Veterans represented by veterans service organizations received more than those who filed on their own, the study concluded.

Appearing with the inspector general, Adm. Daniel Cooper, the VA's undersecretary for benefits, defended the VA's Chicago regional office.

"I honestly feel that my people in Illinois have tried to do the best that they can. So I don't think basically there is a problem in Illinois" looking at the new claims, Cooper said.

But he said whenever there are discrepancies among regional offices, training is a factor. A strong push to process claims faster also may be to blame, he said.

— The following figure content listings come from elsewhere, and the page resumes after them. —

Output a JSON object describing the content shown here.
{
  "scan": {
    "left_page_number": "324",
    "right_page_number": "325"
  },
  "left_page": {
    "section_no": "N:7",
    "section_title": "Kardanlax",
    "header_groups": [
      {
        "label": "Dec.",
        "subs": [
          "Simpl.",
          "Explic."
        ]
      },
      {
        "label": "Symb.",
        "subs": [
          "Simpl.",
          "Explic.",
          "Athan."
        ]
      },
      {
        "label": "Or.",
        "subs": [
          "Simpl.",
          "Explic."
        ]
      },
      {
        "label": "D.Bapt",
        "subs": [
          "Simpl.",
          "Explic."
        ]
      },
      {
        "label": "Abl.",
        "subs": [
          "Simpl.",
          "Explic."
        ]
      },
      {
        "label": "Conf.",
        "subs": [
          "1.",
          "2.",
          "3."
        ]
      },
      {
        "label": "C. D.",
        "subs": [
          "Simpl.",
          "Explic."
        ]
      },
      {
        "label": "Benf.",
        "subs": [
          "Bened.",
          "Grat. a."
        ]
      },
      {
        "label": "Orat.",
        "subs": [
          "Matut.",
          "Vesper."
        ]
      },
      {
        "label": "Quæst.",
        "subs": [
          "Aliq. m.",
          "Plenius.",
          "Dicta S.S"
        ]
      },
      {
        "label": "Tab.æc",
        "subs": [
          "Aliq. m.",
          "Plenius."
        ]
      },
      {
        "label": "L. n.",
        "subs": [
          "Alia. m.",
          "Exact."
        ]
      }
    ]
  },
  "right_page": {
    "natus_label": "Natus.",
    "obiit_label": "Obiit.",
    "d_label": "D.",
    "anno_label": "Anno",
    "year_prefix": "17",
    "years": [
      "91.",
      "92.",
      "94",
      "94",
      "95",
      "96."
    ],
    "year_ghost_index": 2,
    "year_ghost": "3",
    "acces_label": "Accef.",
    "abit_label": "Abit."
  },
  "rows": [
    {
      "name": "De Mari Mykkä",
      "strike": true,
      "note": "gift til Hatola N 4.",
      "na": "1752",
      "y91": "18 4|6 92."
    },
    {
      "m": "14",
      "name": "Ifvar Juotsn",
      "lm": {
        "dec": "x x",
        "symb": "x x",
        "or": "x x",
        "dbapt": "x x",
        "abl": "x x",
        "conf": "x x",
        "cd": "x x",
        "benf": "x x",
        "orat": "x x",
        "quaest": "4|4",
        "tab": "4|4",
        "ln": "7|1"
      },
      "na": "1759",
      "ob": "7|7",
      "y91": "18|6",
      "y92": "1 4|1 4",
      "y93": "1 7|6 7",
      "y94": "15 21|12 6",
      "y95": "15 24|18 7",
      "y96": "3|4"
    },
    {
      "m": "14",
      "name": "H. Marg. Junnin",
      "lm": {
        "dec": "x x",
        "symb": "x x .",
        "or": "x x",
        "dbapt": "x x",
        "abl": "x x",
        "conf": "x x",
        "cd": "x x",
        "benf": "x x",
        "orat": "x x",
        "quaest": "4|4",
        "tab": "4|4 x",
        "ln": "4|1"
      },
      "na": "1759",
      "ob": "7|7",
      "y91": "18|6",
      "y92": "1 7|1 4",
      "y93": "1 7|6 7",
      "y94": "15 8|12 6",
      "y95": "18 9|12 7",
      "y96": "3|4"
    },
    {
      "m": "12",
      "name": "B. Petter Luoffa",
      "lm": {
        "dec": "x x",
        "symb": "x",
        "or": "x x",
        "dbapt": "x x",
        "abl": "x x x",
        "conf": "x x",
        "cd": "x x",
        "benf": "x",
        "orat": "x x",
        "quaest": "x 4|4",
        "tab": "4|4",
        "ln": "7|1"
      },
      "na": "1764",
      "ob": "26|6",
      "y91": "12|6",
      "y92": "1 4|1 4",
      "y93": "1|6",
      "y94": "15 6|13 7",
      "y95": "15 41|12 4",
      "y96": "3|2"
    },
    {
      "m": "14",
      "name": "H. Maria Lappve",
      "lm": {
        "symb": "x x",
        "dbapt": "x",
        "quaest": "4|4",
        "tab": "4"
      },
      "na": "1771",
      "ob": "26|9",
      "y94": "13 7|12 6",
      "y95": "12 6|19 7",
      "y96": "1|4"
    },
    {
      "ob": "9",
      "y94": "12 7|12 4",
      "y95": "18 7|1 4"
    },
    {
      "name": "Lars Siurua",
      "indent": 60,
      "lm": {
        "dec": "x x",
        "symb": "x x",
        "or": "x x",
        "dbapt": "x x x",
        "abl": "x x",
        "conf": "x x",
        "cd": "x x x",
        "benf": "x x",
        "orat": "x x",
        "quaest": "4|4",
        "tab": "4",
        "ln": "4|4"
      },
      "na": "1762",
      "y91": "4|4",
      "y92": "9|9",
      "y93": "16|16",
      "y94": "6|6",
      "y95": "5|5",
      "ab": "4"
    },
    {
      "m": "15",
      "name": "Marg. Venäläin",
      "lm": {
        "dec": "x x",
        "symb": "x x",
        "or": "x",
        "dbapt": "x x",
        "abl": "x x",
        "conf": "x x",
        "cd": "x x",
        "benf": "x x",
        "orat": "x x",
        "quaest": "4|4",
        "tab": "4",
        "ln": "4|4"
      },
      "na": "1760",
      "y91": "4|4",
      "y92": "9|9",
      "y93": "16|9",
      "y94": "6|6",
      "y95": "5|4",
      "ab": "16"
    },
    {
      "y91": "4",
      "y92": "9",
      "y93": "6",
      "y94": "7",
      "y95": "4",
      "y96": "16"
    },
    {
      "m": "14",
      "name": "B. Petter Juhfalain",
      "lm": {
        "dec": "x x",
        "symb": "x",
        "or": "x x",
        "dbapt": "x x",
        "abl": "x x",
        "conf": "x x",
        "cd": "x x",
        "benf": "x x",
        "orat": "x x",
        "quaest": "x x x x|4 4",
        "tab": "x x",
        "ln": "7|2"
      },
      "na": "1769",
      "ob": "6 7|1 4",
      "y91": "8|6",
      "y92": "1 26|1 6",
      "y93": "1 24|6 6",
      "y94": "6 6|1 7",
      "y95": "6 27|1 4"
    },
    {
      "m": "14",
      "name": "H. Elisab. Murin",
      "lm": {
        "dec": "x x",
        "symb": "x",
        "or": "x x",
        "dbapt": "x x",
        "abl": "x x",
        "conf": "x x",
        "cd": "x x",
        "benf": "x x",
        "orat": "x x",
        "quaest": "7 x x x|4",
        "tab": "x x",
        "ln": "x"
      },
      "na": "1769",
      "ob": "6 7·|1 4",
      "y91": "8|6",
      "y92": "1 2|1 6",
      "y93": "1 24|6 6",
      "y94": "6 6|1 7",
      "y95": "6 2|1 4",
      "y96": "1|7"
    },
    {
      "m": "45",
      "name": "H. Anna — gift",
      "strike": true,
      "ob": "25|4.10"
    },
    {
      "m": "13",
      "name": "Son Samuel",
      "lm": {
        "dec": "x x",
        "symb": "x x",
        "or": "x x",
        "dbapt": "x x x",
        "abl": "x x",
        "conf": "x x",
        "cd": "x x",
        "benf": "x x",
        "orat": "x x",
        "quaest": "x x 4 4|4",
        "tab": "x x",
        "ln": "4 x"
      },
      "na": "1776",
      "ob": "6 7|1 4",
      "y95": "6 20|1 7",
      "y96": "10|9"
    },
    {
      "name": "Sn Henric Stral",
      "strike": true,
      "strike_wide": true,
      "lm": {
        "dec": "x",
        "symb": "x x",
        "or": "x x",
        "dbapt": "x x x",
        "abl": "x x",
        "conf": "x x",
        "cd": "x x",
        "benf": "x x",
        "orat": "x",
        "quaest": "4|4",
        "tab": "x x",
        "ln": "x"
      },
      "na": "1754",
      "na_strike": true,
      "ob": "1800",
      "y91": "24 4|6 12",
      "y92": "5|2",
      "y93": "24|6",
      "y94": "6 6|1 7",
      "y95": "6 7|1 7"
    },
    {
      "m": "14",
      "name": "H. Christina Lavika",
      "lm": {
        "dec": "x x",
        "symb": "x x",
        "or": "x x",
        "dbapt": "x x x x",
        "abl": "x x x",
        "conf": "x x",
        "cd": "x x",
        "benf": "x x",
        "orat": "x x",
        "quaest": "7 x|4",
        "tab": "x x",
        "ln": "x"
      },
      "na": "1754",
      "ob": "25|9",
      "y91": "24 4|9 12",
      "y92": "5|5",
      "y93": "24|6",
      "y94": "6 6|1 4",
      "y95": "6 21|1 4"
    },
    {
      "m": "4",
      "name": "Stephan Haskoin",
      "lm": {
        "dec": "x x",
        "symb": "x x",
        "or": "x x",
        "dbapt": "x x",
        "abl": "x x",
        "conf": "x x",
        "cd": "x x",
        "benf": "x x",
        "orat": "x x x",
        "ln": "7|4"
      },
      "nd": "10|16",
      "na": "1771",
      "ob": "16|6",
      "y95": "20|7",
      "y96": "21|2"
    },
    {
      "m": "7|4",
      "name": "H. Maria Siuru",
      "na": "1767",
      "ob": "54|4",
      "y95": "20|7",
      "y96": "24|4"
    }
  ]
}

The inspector general's report was ordered in December in response to Illinois' lawmakers request after the Chicago Sun-Times reported that Illinois veterans were receiving some of the lowest payments in the nation.

However, the report said the problem is with veterans from other states getting overly generous payments, not low payments in Illinois.

For example, New Mexico and other states with higher average payments also have a high percentage of veterans who are granted 100 percent disability for post-traumatic stress disorder. In Illinois, only 2.8 percent of its compensation recipients are rated 100 percent for post-traumatic stress disorder, compared to 4.1 percent nationally.

In a survey of VA staffers who process veterans' claims, 65 percent said the VA didn't have enough staff to ensure timely and quality service, and 57 percent said it was difficult to meet production standards if they thoroughly review the claims before making a decision.